Dopo la morte, prima di mia madre e poi di mio padre, ci sono voluti due anni perchè mi decidessi a svuotare la casa dove ho trascorso, da figlia unica, l’infanzia, l’adolescenza e gli anni che hanno preceduto il mio matrimonio. Mi pareva che, se tutto quello che conteneva quella casa fosse sparito all’improvviso, una parte della mia vita sarebbe stata cancellata per sempre. Quando poi ho deciso che era il momento, la prima cosa che ho cercato ed ho sistemato in fondo ad uno scatolone da portare a casa mia, è stata una grande borsa marrone dove mio padre aveva conservato per una vita fotografie su fotografie. Credo che da lì sia nata la mia attrazione per le foto in bianco e nero, centinaia di scatti: la famiglia dei miei genitori, la guerra, mio padre in Africa, mia madre adolescente, i miei nonni, gli amici, e poi tantissime immagini di me bambina.

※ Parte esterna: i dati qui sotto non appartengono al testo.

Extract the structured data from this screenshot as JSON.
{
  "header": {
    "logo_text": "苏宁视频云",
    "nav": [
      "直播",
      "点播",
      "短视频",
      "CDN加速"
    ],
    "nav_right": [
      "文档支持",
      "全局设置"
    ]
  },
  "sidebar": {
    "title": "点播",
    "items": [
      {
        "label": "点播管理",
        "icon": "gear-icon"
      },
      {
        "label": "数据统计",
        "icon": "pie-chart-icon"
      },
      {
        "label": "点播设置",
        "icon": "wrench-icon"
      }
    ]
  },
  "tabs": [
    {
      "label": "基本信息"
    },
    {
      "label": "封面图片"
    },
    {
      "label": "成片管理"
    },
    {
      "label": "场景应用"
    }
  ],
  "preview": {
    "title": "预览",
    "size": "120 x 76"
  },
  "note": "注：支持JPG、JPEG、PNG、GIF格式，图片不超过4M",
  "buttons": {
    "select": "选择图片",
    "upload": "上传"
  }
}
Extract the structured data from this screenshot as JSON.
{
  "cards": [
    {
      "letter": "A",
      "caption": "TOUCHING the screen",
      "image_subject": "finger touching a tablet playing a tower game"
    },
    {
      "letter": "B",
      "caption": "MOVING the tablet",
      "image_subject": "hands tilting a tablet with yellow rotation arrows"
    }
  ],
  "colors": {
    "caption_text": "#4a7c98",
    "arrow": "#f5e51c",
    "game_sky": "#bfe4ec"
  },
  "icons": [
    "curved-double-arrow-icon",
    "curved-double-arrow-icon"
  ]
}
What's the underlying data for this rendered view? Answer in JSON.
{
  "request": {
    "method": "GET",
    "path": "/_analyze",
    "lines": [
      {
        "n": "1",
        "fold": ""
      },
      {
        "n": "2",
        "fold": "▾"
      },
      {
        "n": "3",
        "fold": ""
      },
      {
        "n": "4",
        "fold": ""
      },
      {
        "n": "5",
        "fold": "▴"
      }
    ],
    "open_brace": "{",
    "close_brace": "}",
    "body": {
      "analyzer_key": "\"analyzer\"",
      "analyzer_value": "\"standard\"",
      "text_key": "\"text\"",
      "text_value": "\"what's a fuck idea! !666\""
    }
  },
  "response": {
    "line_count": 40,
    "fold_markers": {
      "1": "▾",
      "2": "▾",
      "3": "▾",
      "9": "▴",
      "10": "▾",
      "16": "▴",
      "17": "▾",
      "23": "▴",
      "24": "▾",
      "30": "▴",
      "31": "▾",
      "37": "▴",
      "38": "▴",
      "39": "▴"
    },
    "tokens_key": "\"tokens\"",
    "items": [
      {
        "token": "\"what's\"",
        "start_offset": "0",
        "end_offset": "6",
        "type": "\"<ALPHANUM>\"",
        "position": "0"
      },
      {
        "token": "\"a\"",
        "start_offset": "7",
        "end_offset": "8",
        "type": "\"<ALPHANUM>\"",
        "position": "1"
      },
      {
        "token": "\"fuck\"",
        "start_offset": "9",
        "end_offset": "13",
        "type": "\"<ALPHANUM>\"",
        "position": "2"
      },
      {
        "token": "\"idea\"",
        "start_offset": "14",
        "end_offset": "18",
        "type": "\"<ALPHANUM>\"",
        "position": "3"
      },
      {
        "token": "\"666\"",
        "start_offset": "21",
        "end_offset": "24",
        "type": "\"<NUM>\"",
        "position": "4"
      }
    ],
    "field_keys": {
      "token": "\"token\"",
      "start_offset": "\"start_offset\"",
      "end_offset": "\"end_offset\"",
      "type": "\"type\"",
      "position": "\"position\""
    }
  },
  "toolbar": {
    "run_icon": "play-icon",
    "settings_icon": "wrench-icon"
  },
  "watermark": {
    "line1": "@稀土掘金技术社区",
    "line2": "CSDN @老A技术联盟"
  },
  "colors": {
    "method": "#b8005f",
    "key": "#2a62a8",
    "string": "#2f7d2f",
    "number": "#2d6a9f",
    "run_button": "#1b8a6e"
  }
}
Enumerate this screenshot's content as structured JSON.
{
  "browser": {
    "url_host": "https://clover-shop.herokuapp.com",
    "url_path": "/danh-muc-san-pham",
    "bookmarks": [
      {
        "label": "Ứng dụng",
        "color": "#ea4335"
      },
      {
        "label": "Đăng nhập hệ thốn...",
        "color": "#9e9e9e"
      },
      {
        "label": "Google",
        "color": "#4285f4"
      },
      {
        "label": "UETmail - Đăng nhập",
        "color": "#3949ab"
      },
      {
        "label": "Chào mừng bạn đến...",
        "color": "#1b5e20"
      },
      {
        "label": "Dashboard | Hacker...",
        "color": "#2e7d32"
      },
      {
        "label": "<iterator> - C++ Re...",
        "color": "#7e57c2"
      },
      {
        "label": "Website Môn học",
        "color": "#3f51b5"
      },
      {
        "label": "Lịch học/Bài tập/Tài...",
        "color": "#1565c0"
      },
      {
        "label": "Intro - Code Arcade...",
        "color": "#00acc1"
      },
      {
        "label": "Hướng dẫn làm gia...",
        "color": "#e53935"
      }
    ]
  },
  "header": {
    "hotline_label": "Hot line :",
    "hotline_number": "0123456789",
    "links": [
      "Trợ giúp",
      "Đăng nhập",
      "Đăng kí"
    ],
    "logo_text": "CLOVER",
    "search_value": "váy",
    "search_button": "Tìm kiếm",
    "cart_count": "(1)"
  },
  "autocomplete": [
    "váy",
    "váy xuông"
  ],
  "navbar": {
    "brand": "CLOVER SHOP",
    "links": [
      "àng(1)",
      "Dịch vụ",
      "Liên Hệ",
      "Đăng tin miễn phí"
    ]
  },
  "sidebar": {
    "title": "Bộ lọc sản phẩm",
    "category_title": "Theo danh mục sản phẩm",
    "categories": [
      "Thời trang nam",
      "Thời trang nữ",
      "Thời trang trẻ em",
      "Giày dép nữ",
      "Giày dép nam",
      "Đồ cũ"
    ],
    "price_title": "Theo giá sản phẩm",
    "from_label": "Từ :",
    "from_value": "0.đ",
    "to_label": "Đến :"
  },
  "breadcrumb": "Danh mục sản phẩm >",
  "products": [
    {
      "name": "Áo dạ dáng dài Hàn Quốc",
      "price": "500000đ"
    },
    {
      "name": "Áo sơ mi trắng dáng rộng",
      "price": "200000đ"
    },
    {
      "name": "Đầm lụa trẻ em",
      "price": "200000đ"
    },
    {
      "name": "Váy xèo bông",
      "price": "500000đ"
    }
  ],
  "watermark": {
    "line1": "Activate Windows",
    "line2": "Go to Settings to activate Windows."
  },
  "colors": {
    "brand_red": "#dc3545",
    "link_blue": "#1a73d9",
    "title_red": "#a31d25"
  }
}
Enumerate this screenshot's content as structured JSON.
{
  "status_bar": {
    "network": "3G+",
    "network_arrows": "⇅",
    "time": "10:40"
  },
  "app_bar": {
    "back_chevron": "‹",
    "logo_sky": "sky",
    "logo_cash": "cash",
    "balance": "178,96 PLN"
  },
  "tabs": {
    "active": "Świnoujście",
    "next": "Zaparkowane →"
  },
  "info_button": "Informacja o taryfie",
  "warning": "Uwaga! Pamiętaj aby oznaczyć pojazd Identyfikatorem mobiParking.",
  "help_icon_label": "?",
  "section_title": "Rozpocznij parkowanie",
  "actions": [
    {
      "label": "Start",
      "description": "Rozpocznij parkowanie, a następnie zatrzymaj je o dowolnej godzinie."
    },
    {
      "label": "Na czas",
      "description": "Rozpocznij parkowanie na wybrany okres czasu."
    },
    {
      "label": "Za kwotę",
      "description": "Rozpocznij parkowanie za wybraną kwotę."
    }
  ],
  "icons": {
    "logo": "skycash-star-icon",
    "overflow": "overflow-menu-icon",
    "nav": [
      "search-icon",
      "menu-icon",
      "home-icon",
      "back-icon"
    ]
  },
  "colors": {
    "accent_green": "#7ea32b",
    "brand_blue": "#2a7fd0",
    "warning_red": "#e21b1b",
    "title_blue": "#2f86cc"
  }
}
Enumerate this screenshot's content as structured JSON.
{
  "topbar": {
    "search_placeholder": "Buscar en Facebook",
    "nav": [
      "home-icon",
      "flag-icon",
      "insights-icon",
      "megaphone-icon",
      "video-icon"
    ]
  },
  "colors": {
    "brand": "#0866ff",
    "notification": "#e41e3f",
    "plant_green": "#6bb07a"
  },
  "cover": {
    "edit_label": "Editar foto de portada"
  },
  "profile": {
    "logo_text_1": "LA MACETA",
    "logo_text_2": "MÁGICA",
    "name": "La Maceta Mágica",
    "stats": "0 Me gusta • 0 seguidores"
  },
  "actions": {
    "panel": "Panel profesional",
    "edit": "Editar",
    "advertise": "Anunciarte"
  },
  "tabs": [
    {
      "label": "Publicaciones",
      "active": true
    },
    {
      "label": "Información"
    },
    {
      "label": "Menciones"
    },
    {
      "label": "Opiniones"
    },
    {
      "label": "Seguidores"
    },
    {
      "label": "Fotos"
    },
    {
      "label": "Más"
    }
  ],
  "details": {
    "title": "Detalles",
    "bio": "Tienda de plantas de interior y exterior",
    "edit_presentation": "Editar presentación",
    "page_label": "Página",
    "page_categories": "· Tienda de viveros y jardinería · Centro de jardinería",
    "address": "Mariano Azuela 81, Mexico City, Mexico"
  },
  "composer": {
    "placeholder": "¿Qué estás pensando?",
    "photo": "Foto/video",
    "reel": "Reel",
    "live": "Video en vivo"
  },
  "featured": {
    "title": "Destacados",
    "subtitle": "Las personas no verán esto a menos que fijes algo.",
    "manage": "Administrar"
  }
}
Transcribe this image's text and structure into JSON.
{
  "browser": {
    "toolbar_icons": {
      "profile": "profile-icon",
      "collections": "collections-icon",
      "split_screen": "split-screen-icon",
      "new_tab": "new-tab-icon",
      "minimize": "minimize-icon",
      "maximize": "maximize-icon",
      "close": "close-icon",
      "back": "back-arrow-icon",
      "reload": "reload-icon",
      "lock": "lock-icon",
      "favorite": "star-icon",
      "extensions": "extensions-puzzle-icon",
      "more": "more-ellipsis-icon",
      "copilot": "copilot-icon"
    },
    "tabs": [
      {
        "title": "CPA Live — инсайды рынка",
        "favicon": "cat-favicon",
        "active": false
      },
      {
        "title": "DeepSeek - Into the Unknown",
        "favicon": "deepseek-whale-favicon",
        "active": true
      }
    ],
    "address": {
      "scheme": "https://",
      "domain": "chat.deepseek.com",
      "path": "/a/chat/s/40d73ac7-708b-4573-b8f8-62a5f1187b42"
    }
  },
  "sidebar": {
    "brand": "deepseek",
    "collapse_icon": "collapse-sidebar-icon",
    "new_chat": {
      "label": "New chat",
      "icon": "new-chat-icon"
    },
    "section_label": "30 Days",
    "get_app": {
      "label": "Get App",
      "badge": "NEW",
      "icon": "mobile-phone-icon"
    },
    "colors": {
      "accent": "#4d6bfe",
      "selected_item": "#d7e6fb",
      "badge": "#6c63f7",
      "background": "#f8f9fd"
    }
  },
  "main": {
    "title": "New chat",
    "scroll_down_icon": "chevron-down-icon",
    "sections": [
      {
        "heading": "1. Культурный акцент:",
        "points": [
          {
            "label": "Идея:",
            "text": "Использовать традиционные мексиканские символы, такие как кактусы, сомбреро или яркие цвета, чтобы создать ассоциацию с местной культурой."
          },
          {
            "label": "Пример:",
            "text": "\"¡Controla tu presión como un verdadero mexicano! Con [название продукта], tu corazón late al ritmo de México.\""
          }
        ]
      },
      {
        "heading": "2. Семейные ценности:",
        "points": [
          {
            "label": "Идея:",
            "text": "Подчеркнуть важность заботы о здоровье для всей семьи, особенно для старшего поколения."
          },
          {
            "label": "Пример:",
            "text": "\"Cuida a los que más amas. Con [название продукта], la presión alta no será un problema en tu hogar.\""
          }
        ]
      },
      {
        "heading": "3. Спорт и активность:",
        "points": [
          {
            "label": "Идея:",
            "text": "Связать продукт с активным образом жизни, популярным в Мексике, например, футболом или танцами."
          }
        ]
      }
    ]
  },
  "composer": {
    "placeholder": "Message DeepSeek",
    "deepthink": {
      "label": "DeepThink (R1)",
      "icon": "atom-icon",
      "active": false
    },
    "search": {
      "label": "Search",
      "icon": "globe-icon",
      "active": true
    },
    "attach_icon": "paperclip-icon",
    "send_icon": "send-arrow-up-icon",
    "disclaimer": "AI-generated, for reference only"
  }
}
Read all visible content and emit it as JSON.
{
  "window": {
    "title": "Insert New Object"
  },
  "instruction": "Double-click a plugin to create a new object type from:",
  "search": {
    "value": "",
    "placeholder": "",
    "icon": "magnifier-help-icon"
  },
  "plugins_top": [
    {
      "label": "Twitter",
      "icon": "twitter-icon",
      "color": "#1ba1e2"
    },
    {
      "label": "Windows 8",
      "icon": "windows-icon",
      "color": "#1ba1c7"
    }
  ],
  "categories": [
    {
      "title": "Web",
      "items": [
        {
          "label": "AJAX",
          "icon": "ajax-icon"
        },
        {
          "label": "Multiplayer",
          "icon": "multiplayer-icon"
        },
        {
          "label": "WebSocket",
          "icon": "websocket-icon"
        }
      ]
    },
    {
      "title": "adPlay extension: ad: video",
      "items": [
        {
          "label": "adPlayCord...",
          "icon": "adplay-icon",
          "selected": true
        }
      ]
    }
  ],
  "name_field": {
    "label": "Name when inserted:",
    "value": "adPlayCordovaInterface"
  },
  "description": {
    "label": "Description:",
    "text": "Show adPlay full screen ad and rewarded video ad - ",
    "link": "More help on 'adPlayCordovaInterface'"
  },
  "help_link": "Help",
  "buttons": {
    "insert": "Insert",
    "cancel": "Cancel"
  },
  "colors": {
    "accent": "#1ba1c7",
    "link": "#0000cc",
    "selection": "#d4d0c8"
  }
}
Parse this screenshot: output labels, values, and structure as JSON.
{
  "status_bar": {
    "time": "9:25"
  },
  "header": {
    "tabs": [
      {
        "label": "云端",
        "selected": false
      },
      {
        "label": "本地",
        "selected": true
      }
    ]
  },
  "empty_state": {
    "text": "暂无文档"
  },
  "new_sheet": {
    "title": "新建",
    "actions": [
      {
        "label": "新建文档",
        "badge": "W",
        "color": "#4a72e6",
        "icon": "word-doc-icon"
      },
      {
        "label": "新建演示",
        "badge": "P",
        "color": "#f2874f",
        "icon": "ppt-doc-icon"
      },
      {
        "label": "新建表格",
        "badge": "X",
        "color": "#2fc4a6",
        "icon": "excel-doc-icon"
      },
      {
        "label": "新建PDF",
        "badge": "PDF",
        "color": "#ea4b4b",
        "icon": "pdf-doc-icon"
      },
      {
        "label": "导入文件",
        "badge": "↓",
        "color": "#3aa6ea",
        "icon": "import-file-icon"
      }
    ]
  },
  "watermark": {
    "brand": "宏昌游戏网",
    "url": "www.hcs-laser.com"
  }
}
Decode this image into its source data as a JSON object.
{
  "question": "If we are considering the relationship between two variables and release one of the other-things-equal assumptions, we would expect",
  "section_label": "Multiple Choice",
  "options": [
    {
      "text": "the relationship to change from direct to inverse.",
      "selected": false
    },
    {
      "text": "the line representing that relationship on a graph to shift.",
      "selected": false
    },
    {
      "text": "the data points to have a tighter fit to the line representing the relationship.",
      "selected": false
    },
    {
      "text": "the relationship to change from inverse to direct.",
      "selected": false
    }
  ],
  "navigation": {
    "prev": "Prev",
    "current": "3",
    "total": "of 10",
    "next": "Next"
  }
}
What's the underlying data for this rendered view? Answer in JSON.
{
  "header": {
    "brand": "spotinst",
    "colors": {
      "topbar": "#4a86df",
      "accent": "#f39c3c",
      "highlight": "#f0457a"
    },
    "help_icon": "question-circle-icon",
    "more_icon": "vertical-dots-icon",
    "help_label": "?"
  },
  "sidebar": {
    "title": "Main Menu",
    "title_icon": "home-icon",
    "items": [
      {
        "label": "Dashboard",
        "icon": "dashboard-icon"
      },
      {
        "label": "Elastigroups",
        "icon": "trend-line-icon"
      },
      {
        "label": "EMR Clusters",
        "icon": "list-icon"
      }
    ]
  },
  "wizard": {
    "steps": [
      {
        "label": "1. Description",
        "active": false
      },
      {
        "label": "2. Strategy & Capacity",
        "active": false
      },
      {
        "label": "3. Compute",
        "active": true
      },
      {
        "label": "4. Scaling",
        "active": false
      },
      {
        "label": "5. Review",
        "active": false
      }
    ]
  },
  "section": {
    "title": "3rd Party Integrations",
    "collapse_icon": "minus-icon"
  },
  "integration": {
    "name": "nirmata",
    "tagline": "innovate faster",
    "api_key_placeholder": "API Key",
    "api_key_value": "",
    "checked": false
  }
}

Le fotografie in bianco e nero non hanno tempo nè spazio, esse rivelano a chi le guarda qualcosa che appartiene alla sfera delle emozioni, dei desideri, delle intenzioni. Fin da bambina, guardavo spesso una foto degli inizi degli anni cinquanta che ritrae mio padre e mia madre giovani e bellissimi in luna di miele. Si guardano abbracciati e felici, l’immagine racconta una storia, loro due innamorati e con un’intera vita da vivere insieme. Ed ora che non ci sono più, mi viene da pensare che tutta la loro vita ormai è lì, in quello scatto. La loro vita è una fotografia.